Flurothyl is a volatile chemoconvulsant acting as a GABA_A antagonist that was extensively used historically to induce seizures in severely depressed patients as an alternative to electroconvulsive shock therapy (Krasowski, 2000; Fink, 2014). There are three primary advantages of flurothyl as a chemoconvulsant. First, there are minimal stressors imparted on the rodents since flurothyl is highly volatile. It is infused into a chamber wherein the animal inhales the flurothyl thereby eliminating the need for injections. Second, flurothyl is rapidly eliminated unmetabolized through the lungs, thus eliminating potential confounds of residual convulsant remaining in the body (Krantz et al., 1957; Dolenz, 1967). Finally, flurothyl-induced seizure durations are short (e.g., typically 15-60 sec depending on the seizure type expressed) due to the ease of controlling seizures by simply exposing the animals to room air.

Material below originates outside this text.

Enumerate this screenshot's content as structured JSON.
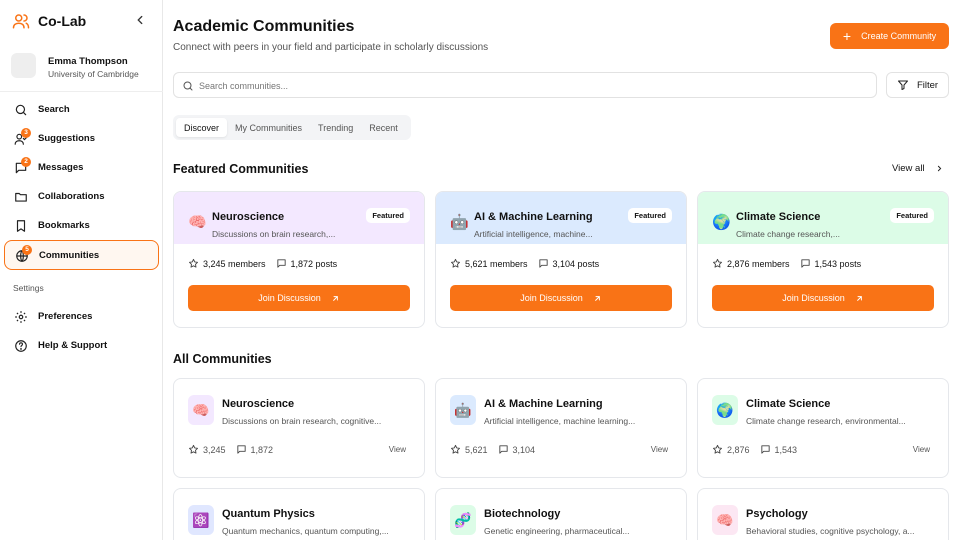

The repeated flurothyl seizure model can be used to understand how seizures develop and become more complex over time, and to explore the mechanistic intersections of the forebrain seizure network and brainstem seizure network that may lead to more complex seizure types (Applegate et al., 1997; Samoriski and Applegate, 1997; Samoriski et al., 1997; Ferland and Applegate, 1998a; 1998b and 1999). With the repeated flurothyl seizure model, C57BL/6J mice express clonic-forebrain seizures during eight flurothyl induction trials (Samoriski and Applegate, 1997; Papandrea et al., 2009). Following a one month incubation period and a rechallenge with flurothyl, C57BL/6J mice express a clonic-forebrain seizure that rapidly and uninterruptedly transitions into a tonic-brainstem seizure (Samoriski and Applegate, 1997; Ferland and Applegate, 1998b). We refer to these seizures as forebrainbrainstem seizures denoting the ictal progression from the forebrain seizure network to the brainstem seizure network (Papandrea et al., 2009; Kadiyala et al., 2015). Lastly, C57BL6/J mice exposed to the repeated flurothyl seizure model rapidly develop spontaneous seizures that appear to remit without treatment following 1 month (Kadiyala et al., 2016), in contrast to DBA2/J mice which also rapidly develop spontaneous seizures that do not remit (Kadiyala and Ferland, 2017). Here, we describe the methods for assaying mice in the repeated flurothyl seizure model, which was originally described 20 years ago (Applegate et al., 1997; Samoriski and Applegate, 1997) and continues to be characterized.